Yes, that is probably the case, but it is not related to this work.
The difference is that in 5.0, tables in triggers were not considered when
deciding whether there were any changes to non-transactional tables, so a
trigger updating a non-transactional table was happily rolled back by *not*
sending the statement over to the slave, which resulted in an inconsistency.
> This was however not what
> the customer was complaining about, this was just an observation while
> examining the logs.
It would be interesting to see the *real* example of the sequence that they have
instead of just examples of what does not work. I suspect that the problem is
caused by several unrelated changes in 5.1, and not by a single "fix."
>>> The changed behavior in MySQL 5.0-GA have caused some concerns among
>>> MySQL users as it has caused their data to be inconsistent on their
>>> slaves. I got several requests at the MySQL users conference what
>>> could be done to get back the old behavior.
> Mats> As mentioned, this behavior was in 4.1, and I don't know what
> Mats> you are referring to, so it is hard for me to answer that.
> It goes back to me understanding the exact nature of the change in
> MySQL 5.0 that breaks customers applications.
I think it is several unrelated changes that together cause the problem. I would
like to see the actual case instead of just a suggestion for a solution since I
fear that we may end up fixing the wrong problem if we don't have a concrete case.
> Mats> I don't question that inconsistencies are there, but basically, statement
> Mats> replication cannot be made to behave in a consistent manner when mixing
> Mats> non-transactional and transactional tables except in some controlled and
> Mats> circumstances. This is what we are striving to change.
> Yes, I understand that.
> However doing changes like this in a GA release is not something one
> should do.
> The correct way, I assume to fix this, is to go over to row level
> logging at once when there is mix of transactional followed by
> non-transactional tables under one transaction.

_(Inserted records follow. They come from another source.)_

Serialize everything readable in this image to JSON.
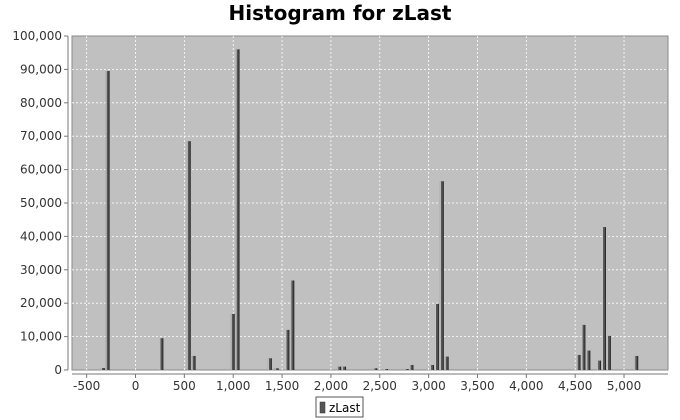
{
  "chart_data": {
    "type": "bar",
    "title": "Histogram for zLast",
    "xlabel": "",
    "ylabel": "",
    "xlim": [
      -650,
      5450
    ],
    "ylim": [
      0,
      100000
    ],
    "x_ticks": [
      -500,
      0,
      500,
      1000,
      1500,
      2000,
      2500,
      3000,
      3500,
      4000,
      4500,
      5000
    ],
    "x_tick_labels": [
      "-500",
      "0",
      "500",
      "1,000",
      "1,500",
      "2,000",
      "2,500",
      "3,000",
      "3,500",
      "4,000",
      "4,500",
      "5,000"
    ],
    "y_ticks": [
      0,
      10000,
      20000,
      30000,
      40000,
      50000,
      60000,
      70000,
      80000,
      90000,
      100000
    ],
    "y_tick_labels": [
      "0",
      "10,000",
      "20,000",
      "30,000",
      "40,000",
      "50,000",
      "60,000",
      "70,000",
      "80,000",
      "90,000",
      "100,000"
    ],
    "grid": true,
    "legend_position": "bottom",
    "colors": {
      "bar": "#555555",
      "plot_background": "#c0c0c0",
      "grid": "#ffffff"
    },
    "series": [
      {
        "name": "zLast",
        "bin_width": 50,
        "bins": [
          {
            "x": -330,
            "value": 600
          },
          {
            "x": -280,
            "value": 89500
          },
          {
            "x": 270,
            "value": 9500
          },
          {
            "x": 550,
            "value": 68500
          },
          {
            "x": 600,
            "value": 4200
          },
          {
            "x": 1000,
            "value": 16800
          },
          {
            "x": 1050,
            "value": 96000
          },
          {
            "x": 1380,
            "value": 3500
          },
          {
            "x": 1450,
            "value": 500
          },
          {
            "x": 1560,
            "value": 12000
          },
          {
            "x": 1610,
            "value": 26800
          },
          {
            "x": 2090,
            "value": 1000
          },
          {
            "x": 2140,
            "value": 1000
          },
          {
            "x": 2460,
            "value": 500
          },
          {
            "x": 2570,
            "value": 300
          },
          {
            "x": 2780,
            "value": 300
          },
          {
            "x": 2830,
            "value": 1500
          },
          {
            "x": 3040,
            "value": 1500
          },
          {
            "x": 3090,
            "value": 19800
          },
          {
            "x": 3140,
            "value": 56500
          },
          {
            "x": 3190,
            "value": 4000
          },
          {
            "x": 4540,
            "value": 4500
          },
          {
            "x": 4590,
            "value": 13500
          },
          {
            "x": 4640,
            "value": 5800
          },
          {
            "x": 4750,
            "value": 2800
          },
          {
            "x": 4800,
            "value": 42800
          },
          {
            "x": 4850,
            "value": 10200
          },
          {
            "x": 5130,
            "value": 4200
          }
        ]
      }
    ]
  }
}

Yes, and that is what this worklog is about.
> Mats> ... and in the following scenario, you will have inconsistency on the slave
> Mats> because n2 is logged before the transaction:
> Mats> T1: BEGIN;
> Mats> T1: INSERT into t1 values (1);
> Mats> T1: INSERT INTO n2 select * from t1;
> Mats> T1: COMMIT;
> That is correct, but that is something our customers knows about in
Yes, but the existing implementation for the above problem makes *this* case be
logged at commit as a single transaction:
T1: INSERT into t1 values (1);
T1: INSERT INTO n2 values (1);
Which is likely to *not* be something that they expect.
> There is nothing that says which of the above versions is better as
> both can break things.
> There is however one really serious problem with not logging anything
> until commit:
> If you are ONLY using non-transactional tables, this will cause a
> serious problem if you are using BEGIN/COMMIT in your code!
Exactly, but this has been the case since 4.1, so it is nothing new. This was
one of the first things that I spotted out when I started with MySQL.